ComponentStateResponsibilities
TicketControlmainTicketList, selectedTicket, formVisibleOnPage, editingManages all shared and local state; decides which view to render; provides handler functions to child components
TicketListNoneRenders all tickets; passes click handler to each Ticket
TicketNoneRenders one ticket's summary; calls handler when clicked
TicketDetailNoneRenders full ticket info; has Update and Delete buttons
NewTicketFormNoneCaptures form input; calls handler to create ticket
EditTicketFormNoneCaptures form input; calls handler to update ticket
ReusableFormNoneRenders form fields; shared by New and Edit forms

Notice that TicketControl holds all the state, and every other component is stateless — they just receive props and call handlers.


A Note on Complexity

Take a look at the conditional rendering logic in TicketControl:

if (editing) {
// show EditTicketForm
} else if (selectedTicket !== null) {
// show TicketDetail
} else if (formVisibleOnPage) {
// show NewTicketForm
} else {
// show TicketList
}

This works, but it's fragile.
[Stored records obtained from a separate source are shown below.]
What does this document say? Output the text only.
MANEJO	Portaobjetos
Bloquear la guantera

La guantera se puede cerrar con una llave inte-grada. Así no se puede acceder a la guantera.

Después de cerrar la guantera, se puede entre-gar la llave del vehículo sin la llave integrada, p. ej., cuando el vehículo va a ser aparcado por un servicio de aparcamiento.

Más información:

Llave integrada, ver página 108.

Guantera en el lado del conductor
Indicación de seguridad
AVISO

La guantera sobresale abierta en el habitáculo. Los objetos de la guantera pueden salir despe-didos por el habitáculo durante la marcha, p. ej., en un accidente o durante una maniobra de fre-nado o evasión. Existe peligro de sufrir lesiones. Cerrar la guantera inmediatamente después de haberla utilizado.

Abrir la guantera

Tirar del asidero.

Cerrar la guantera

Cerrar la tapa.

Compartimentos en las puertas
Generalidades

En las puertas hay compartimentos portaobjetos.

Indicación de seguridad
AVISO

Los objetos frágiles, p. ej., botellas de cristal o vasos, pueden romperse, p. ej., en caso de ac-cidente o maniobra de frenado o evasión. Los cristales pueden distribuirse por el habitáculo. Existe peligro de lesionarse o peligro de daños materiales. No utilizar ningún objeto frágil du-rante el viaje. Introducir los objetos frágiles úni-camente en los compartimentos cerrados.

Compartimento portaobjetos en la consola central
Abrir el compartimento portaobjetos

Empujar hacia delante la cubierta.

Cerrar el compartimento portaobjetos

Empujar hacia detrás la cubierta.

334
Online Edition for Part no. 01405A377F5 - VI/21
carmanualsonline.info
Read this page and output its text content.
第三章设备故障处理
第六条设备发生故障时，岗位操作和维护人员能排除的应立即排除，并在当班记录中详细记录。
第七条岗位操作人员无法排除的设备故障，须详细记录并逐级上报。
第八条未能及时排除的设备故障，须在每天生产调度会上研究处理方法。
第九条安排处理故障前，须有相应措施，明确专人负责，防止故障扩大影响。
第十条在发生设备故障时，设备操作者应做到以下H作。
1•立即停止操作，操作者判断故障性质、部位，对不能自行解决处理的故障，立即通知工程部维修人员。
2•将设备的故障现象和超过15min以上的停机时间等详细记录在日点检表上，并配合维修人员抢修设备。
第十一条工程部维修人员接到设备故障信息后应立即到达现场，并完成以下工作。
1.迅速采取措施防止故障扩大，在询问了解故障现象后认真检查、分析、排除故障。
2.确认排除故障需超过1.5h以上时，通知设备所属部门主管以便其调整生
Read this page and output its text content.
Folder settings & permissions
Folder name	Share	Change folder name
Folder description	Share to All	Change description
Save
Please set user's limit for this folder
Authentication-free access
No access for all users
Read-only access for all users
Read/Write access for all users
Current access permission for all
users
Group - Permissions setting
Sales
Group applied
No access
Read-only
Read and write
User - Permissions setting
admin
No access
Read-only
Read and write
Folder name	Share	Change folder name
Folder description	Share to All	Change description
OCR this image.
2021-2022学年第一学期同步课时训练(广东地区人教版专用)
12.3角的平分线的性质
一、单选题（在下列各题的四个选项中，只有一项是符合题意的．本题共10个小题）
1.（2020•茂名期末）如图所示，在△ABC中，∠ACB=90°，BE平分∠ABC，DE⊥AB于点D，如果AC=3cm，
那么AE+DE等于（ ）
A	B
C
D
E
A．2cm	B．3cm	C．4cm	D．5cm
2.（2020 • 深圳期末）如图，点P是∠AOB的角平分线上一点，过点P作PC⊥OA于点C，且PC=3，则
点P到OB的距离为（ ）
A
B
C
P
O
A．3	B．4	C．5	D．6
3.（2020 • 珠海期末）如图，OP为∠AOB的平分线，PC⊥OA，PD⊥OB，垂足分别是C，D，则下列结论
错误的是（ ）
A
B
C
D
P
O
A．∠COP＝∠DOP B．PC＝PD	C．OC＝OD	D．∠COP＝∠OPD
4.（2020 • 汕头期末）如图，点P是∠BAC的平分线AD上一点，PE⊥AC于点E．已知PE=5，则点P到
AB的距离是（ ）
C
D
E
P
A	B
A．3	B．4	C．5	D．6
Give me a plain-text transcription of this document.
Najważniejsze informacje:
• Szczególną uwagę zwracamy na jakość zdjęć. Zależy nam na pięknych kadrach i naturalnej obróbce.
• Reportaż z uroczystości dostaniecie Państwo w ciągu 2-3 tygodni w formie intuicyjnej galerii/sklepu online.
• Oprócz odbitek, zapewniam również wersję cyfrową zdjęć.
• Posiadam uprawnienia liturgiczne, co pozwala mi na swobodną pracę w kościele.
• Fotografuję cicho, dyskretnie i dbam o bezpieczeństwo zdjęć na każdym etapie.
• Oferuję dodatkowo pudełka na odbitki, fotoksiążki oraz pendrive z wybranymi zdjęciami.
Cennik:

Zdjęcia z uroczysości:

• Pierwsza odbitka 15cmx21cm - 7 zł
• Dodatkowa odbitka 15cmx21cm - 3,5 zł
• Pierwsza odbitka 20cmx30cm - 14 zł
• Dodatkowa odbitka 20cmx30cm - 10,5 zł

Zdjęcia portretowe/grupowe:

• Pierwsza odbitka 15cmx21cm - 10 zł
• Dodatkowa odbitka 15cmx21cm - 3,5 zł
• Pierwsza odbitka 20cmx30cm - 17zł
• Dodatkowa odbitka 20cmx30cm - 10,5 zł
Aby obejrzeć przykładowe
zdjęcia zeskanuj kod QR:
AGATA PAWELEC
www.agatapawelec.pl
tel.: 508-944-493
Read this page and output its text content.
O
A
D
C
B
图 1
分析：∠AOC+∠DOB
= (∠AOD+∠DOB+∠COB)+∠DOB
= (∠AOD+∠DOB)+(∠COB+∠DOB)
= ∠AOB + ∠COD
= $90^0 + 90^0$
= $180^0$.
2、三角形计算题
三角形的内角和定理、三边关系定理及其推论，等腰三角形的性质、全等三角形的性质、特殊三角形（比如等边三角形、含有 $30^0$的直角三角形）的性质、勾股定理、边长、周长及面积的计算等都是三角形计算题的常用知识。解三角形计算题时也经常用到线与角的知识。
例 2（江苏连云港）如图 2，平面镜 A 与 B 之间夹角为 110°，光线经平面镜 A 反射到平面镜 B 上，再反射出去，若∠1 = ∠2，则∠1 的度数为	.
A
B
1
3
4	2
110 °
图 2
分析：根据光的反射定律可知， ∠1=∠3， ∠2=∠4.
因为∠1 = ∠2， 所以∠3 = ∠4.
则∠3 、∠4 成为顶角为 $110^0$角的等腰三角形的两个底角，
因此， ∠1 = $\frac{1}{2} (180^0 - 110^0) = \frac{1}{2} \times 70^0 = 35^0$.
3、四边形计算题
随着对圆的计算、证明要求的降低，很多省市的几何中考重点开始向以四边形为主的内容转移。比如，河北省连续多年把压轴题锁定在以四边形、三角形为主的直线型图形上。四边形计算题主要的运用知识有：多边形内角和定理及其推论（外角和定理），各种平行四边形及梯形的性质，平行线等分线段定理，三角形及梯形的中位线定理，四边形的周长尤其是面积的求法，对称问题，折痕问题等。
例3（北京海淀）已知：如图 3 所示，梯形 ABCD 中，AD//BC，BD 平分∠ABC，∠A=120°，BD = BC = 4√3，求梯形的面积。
The order matters — if you check selectedTicket before editing, the edit form won't show. We're using three different variables (editing, selectedTicket, formVisibleOnPage) to control one thing: which view is visible.

A cleaner approach might be a single currentView variable set to 'list', 'detail', 'edit', or 'newTicket'. We didn't do that here because we built the app incrementally, adding state as needed. That's realistic - code often evolves this way.

As you build your own applications, watch for this kind of complexity creeping in. It's a signal that refactoring might be worthwhile.


Summary

In this lesson, we added several behaviors to our Help Queue application. First, we planned out the new behaviors our application needs and listed all the steps we need to take to implement these behaviors. While it's not necessary to write down all of these steps, it can be helpful for newcomers to React.

Next, we added functionality to show an edit form (local state) and then update a ticket in our mainTicketList (shared state). Once again, we had to deal with a lot of little pieces. It may even seem like we needed to add a huge and overly complicated amount of code when we could do a fairly simple implementation with vanilla JS.

However, we've written dynamic, modular and scalable code that lends itself well to further expansion. If all the steps are still overwhelming, trust the process — learning a new library or framework is always challenging and React is no different. In a few weeks, working with these concepts will become second nature.